I have a pretty large DataFrames.jl dataframe that I am using for some data simulations. However, I need to pass the data back to python for some visualizations and @tkf suggested that I convert the DataFrames DataFrame to a Pandas.jl dataframe first, and then pass it to python using pyjulia. Sounds easy enough.
But for some reason, I am getting an error when converting from one type of Dataframe to the other type within Julia.
So I have the basic code like
using DataFrames
import Pandas
function generate_df()
df = run_simulation() ## df is a DataFrames.DataFrame
Pandas.DataFrame(df)
end
But I am getting an error like this below, and I am not sure what the actual problem is. Seems like there is some conversion occurring between a Union{} type and Float64, but I am not sure which column
in the original dataframe that this is referring to, or is this related to missing values, or something else?
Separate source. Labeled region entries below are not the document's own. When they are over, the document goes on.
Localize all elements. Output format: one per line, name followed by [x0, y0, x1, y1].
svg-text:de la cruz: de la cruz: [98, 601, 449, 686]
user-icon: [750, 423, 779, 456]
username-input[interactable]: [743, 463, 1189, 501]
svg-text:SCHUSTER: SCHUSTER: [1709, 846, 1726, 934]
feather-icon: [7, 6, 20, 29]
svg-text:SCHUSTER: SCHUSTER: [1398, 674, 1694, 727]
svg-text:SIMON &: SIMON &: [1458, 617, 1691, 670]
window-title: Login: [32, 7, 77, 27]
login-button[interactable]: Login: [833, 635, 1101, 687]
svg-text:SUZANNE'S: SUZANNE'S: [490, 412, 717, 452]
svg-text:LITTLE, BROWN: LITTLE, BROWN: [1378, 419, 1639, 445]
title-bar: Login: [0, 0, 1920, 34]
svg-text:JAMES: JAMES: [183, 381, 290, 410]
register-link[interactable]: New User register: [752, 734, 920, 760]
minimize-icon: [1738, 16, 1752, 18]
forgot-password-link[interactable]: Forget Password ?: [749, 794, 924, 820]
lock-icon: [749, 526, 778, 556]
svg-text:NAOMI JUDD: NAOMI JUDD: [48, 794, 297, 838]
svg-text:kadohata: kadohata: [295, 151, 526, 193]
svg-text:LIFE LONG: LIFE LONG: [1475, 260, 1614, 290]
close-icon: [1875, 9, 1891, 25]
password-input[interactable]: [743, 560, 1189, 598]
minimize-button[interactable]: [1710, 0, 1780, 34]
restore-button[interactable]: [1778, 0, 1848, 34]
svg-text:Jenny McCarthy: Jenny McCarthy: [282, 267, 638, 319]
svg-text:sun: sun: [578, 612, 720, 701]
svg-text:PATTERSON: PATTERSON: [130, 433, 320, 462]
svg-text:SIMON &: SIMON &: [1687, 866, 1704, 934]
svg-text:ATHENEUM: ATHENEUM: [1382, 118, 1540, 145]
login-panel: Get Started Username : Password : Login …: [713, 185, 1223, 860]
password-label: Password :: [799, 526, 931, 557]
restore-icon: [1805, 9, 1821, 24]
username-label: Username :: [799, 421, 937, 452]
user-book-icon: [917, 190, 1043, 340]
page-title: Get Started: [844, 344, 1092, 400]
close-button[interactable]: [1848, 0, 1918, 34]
Anyone have any ideas on how to resolve?
ERROR: LoadError: MethodError: convert(::Type{Union{}}, ::Float64) is ambiguous. Candidates:
convert(::Type{Union{}}, x) in Base at essentials.jl:169
convert(::Type{T}, x::Number) where T<:Number in Base at number.jl:7
convert(::Type{T}, arg) where T<:VecElement in Base at baseext.jl:8
convert(::Type{T}, x::Number) where T<:AbstractChar in Base at char.jl:179
Possible fix, define
convert(::Type{Union{}}, ::Number)
Stacktrace:
[1] setindex!(::Array{Union{},1}, ::Float64, ::Int64) at ./array.jl:825
[2] _construct_pandas_from_iterabletable(::DataFrame) at /home/krishnab/.julia/packages/Pandas/rAPmB/src/tabletraits.jl:37
[3] DataFrame at /home/krishnab/.julia/packages/Pandas/rAPmB/src/Pandas.jl:457 [inlined]
[4] run_julia_model(::Dict{String,Any}, ::Int64, ::Int64) at /media/krishnab/lakshmi/sandbox/julia/pyjulia/test_julia.jl:6
[5] top-level scope at /media/krishnab/lakshmi/sandbox/julia/pyjulia/test_julia.jl:24
[6] include(::Module, ::String) at ./Base.jl:377
[7] exec_options(::Base.JLOptions) at ./client.jl:288
[8] _start() at ./client.jl:484
@tkf Oh thanks so much, so interesting that it is a bug in Pandas.jl. Hmm, I can open an issue with them. Thanks for always being so helpful and available.
But I am not clear what the underlying problem is. So how am I getting a Union{} type? Like is that for a specific column. When I checked the column datatypes for the original dataframe using unique(eltypes(df)) the list is:
So I don’t have any Union{} only types, though that is probably the supertype of the Union. So is the multiple dispatch defaulting to the Union{} type because it does not have an implementation for the specific Union{Missing, Float64} type or something. Or could it be that I have an unimplemented column that is all Missing and that is throwing it off?
I will see if I can dev the Pandas package and step through that section of code to trap the error. If I delete columns one by one, I can find the offending column.
@tkf thanks. Okay this makes more sense. I will open an issue with Pandas.jl. The type system still throws me off sometimes, but I am slowly getting a hang of the errors. That is a great idea, to see how DataValue is registering these values and columns. I was going through and converting each column to a Pandas.DataFrame on at a time, to find the problem column, but your approach is probably faster.